Among the starry ensemble in Richard Curtis’s festive overshare, Nighy plays another ageing rocker: the amusingly self-aware Billy Mack. On radio, he refers to himself as an “old ex-heroin addict searching for a comeback at any price”. Unfortunately for all concerned that price is Christmas Is All Around, “a festering turd of a record” based on Love Is All Around, which topped the UK charts for 15 gruesome weeks thanks to Curtis’s own Four Weddings and a Funeral.

Although the power differentials between the film’s various lovers seem a bit icky now, this was Nighy’s breakout role, and he knows it. “People talk to me about Love Actually every day, and thank the lord they do,” he said. “Half the world has seen that film!”

Shaun of the Dead (2003)

Philip, Nighy’s stick-in-the-mud stepdad, has a wonderful character arc in Simon Pegg and Edgar Wright’s intricately scripted horror comedy. Bitten by a zombie before we even meet him—“I ran it under a cold tap,” he tells lovely wife Barbra (Penelope Wilton)—he’s written off by Shaun (Pegg) and Ed (Nick Frost), who fantasise about putting him out of his misery (“Sorry Philip!”) with rather too much relish.

It’s a perfect sketch of the kind of joyless Englishman who can’t understand why the world has changed around him, but there’s a sadness here too. As Philip dies, he tells Shaun, “I always loved you, Shaun, I always thought you had it in you to do well.” Then he turns down the radio.

Pride (2014)

Nighy has often used his position to speak up for equal rights, and he puts his money where his mouth is in Matthew Warchus’s irrepressible social comedy. Based on a true story, the film details the unlikely alliance between London’s lesbian and gay community and the striking Welsh miners, a beacon of hope in divided 1980s Britain.

Among a stellar cast that includes Imelda Staunton, Paddy Considine and Andrew Scott, Nighy plays Clifford, a quietly spoken Welshman with his heart in the right place and a few secrets up his sleeve. Nighy said Stephen Beresford’s screenplays was “one of the best scripts I’ve ever read in my life”, and underlined the need to entertain while educating people, calling it, simply, “good manners”.

Living (2022)

Writer Kazuo Ishiguro, that expert chronicler of British repression, wrote an adaptation of Akira Kurosawa’s 1952 film Ikuru with Nighy in mind. And no wonder. In a rare starring role, Nighy plays Rodney Williams, a stiff county council functionary, who begins reassessing his careful, commuter-belt existence when he finds out he has terminal cancer.

To begin with, this means getting raucously drunk with writer Mr Sutherland (Tom Burke) and taking a fatherly shine to Miss Harris (Sex Education’s Aimee Lou Wood).
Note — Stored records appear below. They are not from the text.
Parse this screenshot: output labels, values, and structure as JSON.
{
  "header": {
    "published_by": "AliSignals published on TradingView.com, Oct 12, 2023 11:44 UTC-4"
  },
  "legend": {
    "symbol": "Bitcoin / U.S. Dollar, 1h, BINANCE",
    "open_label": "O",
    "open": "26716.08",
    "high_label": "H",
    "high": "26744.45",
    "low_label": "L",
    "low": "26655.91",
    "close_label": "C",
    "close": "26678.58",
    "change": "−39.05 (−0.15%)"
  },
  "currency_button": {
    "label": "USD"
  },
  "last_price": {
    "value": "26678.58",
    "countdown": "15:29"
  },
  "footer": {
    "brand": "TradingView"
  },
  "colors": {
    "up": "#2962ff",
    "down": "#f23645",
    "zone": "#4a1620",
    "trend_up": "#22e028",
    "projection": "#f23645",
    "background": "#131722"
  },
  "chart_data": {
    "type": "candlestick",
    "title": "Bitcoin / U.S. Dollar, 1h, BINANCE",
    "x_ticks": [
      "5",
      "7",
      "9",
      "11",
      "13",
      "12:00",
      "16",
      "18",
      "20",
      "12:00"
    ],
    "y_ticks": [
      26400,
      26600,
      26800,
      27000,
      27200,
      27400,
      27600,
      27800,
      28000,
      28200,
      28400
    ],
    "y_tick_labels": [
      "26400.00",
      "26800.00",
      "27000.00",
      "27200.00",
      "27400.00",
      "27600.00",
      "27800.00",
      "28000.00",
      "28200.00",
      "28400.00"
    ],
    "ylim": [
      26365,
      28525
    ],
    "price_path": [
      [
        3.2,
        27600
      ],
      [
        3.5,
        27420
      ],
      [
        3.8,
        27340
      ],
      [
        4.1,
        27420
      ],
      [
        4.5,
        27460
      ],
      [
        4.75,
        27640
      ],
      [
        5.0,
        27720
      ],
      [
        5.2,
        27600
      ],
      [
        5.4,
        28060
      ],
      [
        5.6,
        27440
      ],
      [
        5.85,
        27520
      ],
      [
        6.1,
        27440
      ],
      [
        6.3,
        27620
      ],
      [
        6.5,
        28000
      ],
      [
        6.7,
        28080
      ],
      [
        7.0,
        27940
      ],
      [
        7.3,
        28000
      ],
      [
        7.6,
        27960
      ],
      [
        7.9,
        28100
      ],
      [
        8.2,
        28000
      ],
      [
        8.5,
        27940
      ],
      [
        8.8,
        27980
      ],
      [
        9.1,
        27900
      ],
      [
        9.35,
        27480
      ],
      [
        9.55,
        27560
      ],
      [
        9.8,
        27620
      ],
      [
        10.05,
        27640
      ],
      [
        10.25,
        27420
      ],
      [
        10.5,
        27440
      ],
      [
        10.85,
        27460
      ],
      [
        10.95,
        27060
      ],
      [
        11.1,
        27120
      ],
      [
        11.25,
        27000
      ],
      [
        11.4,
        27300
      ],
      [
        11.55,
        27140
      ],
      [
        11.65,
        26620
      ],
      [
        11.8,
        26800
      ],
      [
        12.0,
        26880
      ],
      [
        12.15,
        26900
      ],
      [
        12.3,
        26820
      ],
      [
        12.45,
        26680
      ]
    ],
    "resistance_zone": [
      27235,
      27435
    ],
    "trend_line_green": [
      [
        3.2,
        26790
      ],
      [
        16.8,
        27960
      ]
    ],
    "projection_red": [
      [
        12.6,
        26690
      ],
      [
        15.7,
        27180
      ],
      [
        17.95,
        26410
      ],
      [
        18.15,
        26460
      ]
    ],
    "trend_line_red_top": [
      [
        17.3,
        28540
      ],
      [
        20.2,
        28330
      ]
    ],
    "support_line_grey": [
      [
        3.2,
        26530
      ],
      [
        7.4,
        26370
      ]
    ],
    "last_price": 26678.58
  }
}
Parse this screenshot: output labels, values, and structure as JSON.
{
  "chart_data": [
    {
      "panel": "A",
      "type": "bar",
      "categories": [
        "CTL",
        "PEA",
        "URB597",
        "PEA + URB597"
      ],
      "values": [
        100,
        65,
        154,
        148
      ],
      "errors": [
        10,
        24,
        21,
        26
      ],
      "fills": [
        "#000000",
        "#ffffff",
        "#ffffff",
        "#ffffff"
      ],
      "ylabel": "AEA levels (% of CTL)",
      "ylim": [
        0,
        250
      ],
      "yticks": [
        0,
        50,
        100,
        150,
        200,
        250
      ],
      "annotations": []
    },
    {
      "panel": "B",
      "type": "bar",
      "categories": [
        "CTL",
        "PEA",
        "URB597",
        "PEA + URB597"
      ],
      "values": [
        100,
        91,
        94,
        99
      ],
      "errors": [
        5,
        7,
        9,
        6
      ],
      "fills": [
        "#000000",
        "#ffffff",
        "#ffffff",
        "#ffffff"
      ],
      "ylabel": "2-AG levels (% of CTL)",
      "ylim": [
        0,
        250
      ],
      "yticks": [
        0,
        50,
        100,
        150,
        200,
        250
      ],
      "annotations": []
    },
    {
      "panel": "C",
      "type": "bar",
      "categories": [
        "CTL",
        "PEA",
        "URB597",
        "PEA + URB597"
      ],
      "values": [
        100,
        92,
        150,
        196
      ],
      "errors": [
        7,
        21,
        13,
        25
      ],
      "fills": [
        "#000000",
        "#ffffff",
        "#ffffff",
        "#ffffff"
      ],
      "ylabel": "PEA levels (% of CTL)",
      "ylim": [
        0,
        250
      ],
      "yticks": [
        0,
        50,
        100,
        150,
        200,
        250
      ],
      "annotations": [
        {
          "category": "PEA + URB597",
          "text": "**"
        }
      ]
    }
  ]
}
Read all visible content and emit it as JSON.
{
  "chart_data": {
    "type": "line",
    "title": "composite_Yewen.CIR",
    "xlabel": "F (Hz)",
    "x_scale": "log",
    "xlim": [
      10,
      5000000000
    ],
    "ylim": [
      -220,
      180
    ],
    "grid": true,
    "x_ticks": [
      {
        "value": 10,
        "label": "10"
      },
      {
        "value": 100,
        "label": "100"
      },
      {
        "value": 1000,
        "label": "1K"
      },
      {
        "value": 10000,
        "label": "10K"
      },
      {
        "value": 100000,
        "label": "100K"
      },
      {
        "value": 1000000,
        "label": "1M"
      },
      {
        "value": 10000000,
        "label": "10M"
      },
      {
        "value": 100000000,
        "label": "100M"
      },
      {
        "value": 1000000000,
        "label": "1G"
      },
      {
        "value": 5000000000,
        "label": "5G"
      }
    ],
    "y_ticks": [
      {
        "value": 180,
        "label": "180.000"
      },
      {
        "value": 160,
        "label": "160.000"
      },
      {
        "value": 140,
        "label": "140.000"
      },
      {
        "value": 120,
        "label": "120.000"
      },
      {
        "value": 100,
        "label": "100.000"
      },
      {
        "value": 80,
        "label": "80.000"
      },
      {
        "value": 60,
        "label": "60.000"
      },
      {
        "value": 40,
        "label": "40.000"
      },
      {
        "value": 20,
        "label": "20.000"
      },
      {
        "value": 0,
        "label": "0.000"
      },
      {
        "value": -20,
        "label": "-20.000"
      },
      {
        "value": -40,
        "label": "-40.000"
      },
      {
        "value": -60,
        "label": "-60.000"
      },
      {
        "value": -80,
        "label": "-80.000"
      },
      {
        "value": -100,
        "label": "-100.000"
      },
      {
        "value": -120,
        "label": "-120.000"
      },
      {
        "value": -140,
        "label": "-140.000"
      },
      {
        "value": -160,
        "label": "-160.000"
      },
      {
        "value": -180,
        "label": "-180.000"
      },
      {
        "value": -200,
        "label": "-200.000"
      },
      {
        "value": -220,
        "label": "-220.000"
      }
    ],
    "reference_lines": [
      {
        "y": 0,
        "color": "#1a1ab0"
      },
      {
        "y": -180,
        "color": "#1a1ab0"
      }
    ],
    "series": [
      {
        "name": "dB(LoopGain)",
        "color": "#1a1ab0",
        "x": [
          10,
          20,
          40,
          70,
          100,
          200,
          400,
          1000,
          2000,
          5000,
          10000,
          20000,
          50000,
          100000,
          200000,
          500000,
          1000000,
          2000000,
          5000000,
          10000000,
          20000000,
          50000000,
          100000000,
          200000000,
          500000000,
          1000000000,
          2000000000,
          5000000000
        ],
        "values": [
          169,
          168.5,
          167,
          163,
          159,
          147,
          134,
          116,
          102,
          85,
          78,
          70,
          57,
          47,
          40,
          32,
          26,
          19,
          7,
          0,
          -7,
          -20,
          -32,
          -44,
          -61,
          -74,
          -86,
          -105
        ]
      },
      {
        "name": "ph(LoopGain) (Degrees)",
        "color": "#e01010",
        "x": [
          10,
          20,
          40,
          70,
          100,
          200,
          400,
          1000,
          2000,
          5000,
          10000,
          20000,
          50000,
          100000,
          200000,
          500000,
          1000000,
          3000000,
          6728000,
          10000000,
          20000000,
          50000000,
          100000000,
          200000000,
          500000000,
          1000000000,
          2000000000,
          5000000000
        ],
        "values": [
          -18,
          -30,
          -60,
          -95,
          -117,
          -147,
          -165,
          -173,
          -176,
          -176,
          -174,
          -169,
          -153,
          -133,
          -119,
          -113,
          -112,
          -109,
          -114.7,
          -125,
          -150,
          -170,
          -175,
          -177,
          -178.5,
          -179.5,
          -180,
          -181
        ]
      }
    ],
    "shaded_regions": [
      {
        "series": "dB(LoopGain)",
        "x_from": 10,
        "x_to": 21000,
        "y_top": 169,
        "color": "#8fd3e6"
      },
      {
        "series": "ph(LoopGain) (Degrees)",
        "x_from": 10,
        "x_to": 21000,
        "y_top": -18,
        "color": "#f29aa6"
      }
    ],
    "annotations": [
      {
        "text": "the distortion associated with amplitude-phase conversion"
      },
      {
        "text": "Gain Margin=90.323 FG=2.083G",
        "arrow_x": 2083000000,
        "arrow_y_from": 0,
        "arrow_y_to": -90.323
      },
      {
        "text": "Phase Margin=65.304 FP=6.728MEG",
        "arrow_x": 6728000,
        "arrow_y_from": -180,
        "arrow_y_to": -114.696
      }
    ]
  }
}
But he soon realises that the true legacy of a life half-lived is nothing, and tries to leave the world a better place than he found it.

Whether conspiring with Miss Harris, or singing a showstopping—not to mention heartbreaking—rendition of The Rowan Tree, Nighy gives a career-best performance in Oliver Hermanus’s moving film, earning him his first Oscar nomination at the age of 73. Something tells us it won’t be his last.